Sem spoilers, mas já preparando o leitor, a história de Oblómov não é feliz, muito pelo contrário é o puro retrato como seu começo denúncia de um estudo sobre a queda do monarquismo. Oblómov, que começa como um ser com muito dinheiro e pouca ação no mundo é retirado para viver por um breve instante com Olga e depois ser jogado, ainda que por suas próprias falhas, em um redemoinho de dor, que é coroado, ou seguido, pelo escoamento de seus recursos o levando a pobreza. Há uma centelha de esperança em seu final, mas não com seu personagem que é um romântico trágico por natureza.

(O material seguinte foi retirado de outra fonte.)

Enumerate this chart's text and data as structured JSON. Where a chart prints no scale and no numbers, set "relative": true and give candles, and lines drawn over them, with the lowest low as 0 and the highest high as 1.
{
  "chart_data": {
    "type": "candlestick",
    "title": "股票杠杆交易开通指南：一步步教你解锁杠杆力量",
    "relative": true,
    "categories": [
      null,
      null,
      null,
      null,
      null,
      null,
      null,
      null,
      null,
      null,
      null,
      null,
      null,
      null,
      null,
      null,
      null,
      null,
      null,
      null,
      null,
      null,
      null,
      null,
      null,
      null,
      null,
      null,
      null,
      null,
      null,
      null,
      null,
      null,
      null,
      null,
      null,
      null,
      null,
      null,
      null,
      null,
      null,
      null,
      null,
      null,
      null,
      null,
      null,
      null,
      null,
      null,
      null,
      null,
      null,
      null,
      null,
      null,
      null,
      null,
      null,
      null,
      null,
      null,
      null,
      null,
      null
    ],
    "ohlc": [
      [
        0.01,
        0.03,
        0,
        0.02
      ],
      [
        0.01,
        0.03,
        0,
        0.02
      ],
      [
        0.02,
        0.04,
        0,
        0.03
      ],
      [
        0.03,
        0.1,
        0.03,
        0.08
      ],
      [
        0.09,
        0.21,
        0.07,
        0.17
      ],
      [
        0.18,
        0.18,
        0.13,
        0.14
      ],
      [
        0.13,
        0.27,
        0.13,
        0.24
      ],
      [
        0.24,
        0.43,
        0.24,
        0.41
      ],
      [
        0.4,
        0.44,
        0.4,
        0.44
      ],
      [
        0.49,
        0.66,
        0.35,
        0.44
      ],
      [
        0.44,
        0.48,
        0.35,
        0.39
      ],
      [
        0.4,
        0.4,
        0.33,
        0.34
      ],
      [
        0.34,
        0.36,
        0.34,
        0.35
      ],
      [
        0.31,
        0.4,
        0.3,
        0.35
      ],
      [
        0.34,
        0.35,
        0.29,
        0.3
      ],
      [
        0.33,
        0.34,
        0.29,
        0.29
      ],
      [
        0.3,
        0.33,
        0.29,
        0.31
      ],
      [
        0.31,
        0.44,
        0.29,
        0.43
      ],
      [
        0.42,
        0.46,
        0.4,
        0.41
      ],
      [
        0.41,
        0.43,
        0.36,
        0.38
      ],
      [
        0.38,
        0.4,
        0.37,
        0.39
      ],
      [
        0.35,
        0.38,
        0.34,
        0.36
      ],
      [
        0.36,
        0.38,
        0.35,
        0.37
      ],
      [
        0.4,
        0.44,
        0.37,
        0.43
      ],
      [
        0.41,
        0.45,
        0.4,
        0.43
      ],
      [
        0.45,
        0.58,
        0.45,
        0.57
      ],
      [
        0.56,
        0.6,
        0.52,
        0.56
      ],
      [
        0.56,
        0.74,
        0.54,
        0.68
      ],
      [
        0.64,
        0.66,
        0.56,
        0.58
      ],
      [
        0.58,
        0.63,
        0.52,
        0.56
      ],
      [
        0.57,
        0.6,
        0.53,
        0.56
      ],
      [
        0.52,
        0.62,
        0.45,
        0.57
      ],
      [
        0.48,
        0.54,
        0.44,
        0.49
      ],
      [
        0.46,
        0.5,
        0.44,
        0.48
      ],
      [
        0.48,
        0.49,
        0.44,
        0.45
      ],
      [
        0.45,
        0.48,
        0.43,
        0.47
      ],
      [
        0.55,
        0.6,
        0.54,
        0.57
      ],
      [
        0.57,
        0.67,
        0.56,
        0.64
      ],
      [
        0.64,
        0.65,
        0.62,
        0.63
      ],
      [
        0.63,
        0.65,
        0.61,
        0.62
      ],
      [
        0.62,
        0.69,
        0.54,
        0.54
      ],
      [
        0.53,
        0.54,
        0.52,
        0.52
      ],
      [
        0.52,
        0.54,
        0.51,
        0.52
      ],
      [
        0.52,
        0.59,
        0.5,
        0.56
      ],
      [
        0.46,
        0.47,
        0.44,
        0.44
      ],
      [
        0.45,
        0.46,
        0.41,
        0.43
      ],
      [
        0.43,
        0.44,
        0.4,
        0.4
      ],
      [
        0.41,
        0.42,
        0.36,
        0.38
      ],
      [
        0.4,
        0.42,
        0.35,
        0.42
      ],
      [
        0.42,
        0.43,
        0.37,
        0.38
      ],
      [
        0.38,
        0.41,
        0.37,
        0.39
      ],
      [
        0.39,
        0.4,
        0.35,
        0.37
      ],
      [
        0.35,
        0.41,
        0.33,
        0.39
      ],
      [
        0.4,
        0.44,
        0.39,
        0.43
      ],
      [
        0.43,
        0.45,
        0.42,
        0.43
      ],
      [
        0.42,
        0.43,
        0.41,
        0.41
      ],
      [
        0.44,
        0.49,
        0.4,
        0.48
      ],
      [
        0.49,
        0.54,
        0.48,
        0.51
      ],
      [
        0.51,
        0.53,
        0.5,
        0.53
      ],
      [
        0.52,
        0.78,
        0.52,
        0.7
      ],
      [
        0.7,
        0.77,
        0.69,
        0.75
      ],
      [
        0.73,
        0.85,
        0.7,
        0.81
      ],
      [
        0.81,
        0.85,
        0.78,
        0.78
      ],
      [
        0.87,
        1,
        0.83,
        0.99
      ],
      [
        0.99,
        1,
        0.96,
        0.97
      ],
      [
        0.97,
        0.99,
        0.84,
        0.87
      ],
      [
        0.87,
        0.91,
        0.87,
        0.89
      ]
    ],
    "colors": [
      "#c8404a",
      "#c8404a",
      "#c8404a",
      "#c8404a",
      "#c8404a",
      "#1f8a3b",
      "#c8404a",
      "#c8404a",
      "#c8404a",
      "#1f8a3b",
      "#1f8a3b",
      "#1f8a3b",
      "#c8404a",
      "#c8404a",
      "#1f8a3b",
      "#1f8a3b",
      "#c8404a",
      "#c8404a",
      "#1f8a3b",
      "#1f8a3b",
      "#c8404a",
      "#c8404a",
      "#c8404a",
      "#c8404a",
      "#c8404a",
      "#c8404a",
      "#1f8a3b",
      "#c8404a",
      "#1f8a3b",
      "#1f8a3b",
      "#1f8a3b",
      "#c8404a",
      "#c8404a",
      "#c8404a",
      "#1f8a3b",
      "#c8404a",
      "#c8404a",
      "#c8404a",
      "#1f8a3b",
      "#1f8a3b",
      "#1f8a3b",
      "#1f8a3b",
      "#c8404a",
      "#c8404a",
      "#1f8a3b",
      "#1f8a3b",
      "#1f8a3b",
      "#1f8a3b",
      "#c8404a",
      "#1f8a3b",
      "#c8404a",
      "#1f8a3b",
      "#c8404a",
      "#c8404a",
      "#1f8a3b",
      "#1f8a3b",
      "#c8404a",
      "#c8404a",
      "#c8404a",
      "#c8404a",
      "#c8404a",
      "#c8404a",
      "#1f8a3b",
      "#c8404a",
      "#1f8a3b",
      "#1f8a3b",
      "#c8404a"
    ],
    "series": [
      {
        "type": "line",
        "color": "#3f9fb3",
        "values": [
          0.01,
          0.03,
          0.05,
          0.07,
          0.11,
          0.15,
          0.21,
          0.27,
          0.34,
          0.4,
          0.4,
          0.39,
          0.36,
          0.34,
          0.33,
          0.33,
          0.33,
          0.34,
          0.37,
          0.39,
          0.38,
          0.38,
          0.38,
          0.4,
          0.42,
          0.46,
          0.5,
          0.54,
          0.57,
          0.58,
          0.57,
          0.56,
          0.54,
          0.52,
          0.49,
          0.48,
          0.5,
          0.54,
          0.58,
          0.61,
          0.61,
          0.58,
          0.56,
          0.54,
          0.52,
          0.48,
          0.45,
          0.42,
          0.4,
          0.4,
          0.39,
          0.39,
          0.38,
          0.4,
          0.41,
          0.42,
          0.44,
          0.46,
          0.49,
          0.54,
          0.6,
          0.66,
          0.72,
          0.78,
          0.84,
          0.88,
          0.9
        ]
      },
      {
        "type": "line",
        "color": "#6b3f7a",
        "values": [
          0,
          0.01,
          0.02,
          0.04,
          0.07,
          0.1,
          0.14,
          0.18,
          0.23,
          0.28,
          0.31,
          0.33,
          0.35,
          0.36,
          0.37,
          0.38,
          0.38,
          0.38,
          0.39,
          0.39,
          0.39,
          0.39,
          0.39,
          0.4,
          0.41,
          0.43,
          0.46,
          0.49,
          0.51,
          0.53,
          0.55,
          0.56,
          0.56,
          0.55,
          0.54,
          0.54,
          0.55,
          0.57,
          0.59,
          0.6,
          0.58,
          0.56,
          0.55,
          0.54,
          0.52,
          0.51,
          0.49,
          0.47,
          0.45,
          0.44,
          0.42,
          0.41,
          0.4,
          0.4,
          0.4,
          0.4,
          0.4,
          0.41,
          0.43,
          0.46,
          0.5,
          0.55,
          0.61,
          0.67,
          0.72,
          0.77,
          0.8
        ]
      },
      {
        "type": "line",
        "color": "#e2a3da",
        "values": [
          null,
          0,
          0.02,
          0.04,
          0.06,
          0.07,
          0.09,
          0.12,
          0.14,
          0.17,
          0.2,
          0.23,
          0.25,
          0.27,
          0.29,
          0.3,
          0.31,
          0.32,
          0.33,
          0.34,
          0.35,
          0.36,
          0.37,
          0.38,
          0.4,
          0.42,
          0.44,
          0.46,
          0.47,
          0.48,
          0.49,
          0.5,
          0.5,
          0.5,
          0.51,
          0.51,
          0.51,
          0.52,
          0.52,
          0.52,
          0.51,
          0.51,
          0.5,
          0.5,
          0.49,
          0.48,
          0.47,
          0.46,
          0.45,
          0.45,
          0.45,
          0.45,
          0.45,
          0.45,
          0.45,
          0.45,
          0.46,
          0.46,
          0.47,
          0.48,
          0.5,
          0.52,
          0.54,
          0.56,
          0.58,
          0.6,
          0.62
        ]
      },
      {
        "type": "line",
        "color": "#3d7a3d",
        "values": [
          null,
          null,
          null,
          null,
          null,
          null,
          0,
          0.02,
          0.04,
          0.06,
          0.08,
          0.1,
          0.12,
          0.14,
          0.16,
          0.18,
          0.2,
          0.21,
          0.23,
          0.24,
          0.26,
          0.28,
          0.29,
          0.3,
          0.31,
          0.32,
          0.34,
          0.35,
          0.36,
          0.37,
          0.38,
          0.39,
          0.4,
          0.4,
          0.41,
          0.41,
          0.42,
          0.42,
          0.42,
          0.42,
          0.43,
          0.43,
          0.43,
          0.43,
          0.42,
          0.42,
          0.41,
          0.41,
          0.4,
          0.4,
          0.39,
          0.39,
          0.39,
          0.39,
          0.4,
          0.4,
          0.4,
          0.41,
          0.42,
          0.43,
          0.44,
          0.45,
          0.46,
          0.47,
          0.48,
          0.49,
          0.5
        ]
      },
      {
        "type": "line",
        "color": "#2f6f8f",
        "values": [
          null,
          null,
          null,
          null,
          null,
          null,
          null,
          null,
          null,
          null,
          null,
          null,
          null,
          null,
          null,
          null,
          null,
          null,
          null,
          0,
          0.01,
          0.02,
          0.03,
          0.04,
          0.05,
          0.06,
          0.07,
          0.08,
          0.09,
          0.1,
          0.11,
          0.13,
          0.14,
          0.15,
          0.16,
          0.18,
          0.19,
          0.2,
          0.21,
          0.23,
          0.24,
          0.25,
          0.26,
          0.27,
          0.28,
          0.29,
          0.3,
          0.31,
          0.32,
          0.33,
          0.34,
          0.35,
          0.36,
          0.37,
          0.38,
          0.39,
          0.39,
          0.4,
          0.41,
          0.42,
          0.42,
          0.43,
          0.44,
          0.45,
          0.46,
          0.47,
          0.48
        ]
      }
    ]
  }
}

Seria um tour de force pela decadência social, contudo para que tal aconteça é necessário um personagem muito forte e inesquecível para que nos conduzisse nessa viagem, mas Oblómov foi fraco em tornar essa condução mais sensorial de sua perspectiva. Ele é demasiadamente ingênuo com o mundo a sua volta de uma maneira que faz Dom Quixote ser somente são. Isso acaba me fazendo ver sua degradação no final do romance mais como um consequência lógica de sua alienação do que do que um fato triste de ver alguém que lutou contra o mundo ser derrotado no final. Nesse ponto Quixote é mais feliz ao trazer a sua loucura para perto do leitor. A alienação de Oblómov simplesmente não desce na goela do leitor e você fica mais questionando o porque de alguém não sair da cama.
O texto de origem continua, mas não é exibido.